Has anyone been able to put cables on without trouble?
thanks in advance
01-22-12, 07:35 PM
How many Corvettes have you ever seen driving on icy/snowy roads with chains? Due to it's very low ground clearance, the XLR is definately not recomended for use in the snow. I've read some very negative posts from owners that have tried it with predictably ugly results. Hence the advice NOT to use chains in the owner's manual.
If you've ever driven an XLR, one of the first things you notice is how low they sit (meaning your visibility is a lot more restricted) and invisible you are to other drivers -especially if you're in their blind spots. Even with that in mind as I drive, I dodge cars frequently to avoid being side-swiped by lane changers. In inclement (rainy) weather, you really have to be on guard.
If conditions warrant chains, it's safer for the car (and you) to keep it parked in the garage. Most owners in the higher latitudes, where snow is prevalent from Oct-May, slap a Battery Tender on their XLRs and wait until the climate is more agreeable. If you're thinking of buying an XLR as a daily driver and you live in an area like that, you might want to reconsider.
01-22-12, 07:56 PM
I live in an area in Southern California that may have snow at anytime and I just thought that I would ask. No reason to drive one if it will not meet my needs.
I'll just look at other cars, by the way this is no corvette. I have other collector cars and these are interesting but I still need to be able to get home.
01-22-12, 09:31 PM
Probably a good decision. You're right, the XLR is no Corvette, but it shares the same chassis and much of the suspension system, hence my reference to the Corvette in relation to ground clearance.
I drove our 2007 XLR the first winter with only one incident. In a fresh 8" snowfall, the vehicle simply hung up right in our cul-de-sac as I backed out. I had to tug it with another car (always carry a tow strap).
Otherwise I was amazed at the handling on icy and snowy roads as I drove between northern Illinois and southern Wisconsin, a regular 30 mile commute. Traction control and yaw control are excellent and after a scary experience with my Nissan Z, I would never have thought a light overpowered rear drive automobile could be so usable in midwest winter driving.
Again, the only stopper was deep unplowed snow.
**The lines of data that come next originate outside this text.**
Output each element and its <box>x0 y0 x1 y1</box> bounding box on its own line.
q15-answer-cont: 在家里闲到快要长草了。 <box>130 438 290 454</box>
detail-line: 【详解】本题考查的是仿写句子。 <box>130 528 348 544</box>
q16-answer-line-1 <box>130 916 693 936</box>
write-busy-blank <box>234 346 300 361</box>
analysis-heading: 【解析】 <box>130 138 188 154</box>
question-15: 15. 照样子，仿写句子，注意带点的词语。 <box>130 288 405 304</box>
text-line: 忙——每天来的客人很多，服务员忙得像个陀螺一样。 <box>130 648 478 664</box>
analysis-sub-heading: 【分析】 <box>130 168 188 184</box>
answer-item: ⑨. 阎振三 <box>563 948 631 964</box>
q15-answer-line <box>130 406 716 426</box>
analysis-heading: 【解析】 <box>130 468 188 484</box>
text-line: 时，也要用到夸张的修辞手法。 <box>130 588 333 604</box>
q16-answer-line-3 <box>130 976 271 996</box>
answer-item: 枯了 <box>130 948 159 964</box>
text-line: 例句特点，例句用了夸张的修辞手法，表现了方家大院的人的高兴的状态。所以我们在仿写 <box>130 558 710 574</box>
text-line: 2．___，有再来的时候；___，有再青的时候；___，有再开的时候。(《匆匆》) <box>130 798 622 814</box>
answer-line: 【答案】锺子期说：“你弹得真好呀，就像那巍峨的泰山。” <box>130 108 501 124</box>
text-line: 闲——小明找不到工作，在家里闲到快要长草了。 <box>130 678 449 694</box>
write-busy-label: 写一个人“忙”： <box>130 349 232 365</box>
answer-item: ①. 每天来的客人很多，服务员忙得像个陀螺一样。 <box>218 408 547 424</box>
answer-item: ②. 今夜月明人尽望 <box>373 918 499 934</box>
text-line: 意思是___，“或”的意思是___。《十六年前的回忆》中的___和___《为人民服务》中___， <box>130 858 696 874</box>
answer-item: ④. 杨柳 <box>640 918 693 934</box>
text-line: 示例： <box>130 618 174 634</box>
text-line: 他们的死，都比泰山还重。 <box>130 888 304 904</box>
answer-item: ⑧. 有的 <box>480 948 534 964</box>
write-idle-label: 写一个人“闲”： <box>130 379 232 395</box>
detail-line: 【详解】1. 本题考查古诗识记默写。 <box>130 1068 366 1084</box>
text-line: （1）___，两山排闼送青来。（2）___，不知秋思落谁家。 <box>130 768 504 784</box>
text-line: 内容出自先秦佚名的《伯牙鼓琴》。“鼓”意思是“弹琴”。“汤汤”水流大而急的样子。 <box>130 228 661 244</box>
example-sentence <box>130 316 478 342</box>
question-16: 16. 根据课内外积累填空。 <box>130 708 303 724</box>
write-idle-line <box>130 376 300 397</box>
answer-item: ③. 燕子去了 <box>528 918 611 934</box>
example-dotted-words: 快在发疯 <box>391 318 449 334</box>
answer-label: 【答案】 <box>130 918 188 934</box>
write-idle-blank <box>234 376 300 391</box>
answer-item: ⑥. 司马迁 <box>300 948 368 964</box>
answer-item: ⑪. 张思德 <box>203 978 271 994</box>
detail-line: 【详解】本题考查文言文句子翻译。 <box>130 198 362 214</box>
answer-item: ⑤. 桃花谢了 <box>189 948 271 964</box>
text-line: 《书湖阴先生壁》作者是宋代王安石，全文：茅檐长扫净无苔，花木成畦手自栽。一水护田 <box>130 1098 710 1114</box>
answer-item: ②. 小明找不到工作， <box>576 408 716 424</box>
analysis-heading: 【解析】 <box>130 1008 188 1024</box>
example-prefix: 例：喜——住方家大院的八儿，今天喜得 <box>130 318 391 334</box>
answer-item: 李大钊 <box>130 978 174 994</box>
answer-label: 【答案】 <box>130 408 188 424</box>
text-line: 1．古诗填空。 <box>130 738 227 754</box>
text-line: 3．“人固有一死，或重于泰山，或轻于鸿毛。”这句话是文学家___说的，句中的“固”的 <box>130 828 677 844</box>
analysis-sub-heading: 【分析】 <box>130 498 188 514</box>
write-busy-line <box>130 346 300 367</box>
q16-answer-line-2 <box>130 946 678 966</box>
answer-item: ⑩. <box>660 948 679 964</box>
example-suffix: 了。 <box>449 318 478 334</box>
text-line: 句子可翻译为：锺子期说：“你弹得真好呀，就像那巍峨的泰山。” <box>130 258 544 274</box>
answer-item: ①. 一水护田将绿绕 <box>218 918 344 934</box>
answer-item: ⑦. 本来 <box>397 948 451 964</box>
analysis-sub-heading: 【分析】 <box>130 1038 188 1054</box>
Otherwise it handles well on paved roads.
01-29-12, 10:01 PM
Thanks MarcV. It is good to get usable advice form one that has to experience the white stuff!
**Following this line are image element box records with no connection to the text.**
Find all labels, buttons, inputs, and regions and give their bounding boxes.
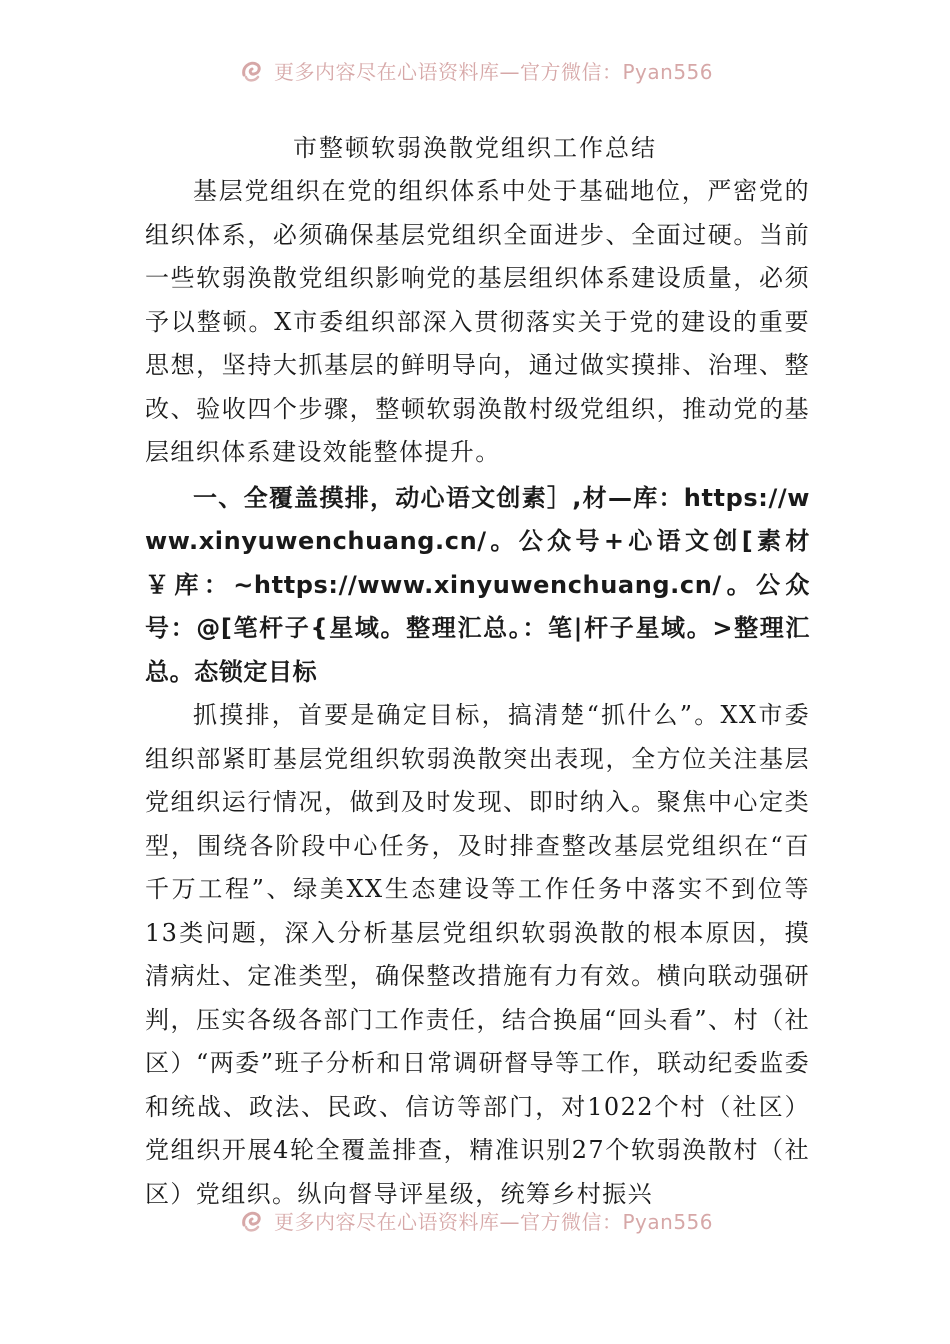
footer-watermark (238, 1204, 738, 1236)
intro-paragraph: 基层党组织在党的组织体系中处于基础地位，严密党的组织体系，必须确保基层党组织全面进步、全面过硬。当前一些软弱涣散党组织影响党的基层组织体系建设质量，必须予以整顿。X市委组织部深入贯彻落实关于党的建设的重要思想，坚持大抓基层的鲜明导向，通过做实摸排、治理、整改、验收四个步骤，整顿软弱涣散村级党组织，推动党的基层组织体系建设效能整体提升。 (145, 177, 810, 466)
swirl-logo-icon (238, 55, 268, 85)
swirl-logo-icon (238, 1205, 268, 1235)
watermark-text: 更多内容尽在心语资料库—官方微信：Pyan556 (274, 59, 714, 84)
header-watermark (238, 54, 738, 86)
document-title: 市整顿软弱涣散党组织工作总结 (293, 134, 657, 162)
document-body (145, 170, 810, 1216)
watermark-text: 更多内容尽在心语资料库—官方微信：Pyan556 (274, 1209, 714, 1234)
body-paragraph: 抓摸排，首要是确定目标，搞清楚“抓什么”。XX市委组织部紧盯基层党组织软弱涣散突出表现，全方位关注基层党组织运行情况，做到及时发现、即时纳入。聚焦中心定类型，围绕各阶段中心任务，及时排查整改基层党组织在“百千万工程”、绿美XX生态建设等工作任务中落实不到位等13类问题，深入分析基层党组织软弱涣散的根本原因，摸清病灶、定准类型，确保整改措施有力有效。横向联动强研判，压实各级各部门工作责任，结合换届“回头看”、村（社区）“两委”班子分析和日常调研督导等工作，联动纪委监委和统战、政法、民政、信访等部门，对1022个村（社区）党组织开展4轮全覆盖排查，精准识别27个软弱涣散村（社区）党组织。纵向督导评星级，统筹乡村振兴 (145, 701, 810, 1208)
section-heading: 一、全覆盖摸排，动心语文创素］,材—库：https://www.xinyuwenchuang.cn/。公众号+心语文创[素材￥库：~https://www.xinyuwenchuang.cn/。公众号：@[笔杆子{星域。整理汇总。：笔|杆子星域。>整理汇总。态锁定目标 (145, 483, 810, 686)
Even with Blizzaks, my V was all over the road last year when I was forced to drive it home from Indy. My situation was different from MarkV: Temps had been dropping all day, rain started, an hour later - changed to snow. I've driven in much worse in other cars, this was extremely dangerous. Thank God I was only 30 miles from home when the snow started; any further and I would have pulled over and called AAA for a flatbed. In hindsight, I should have called AAA as soon as I was within 100 mi of home anyway!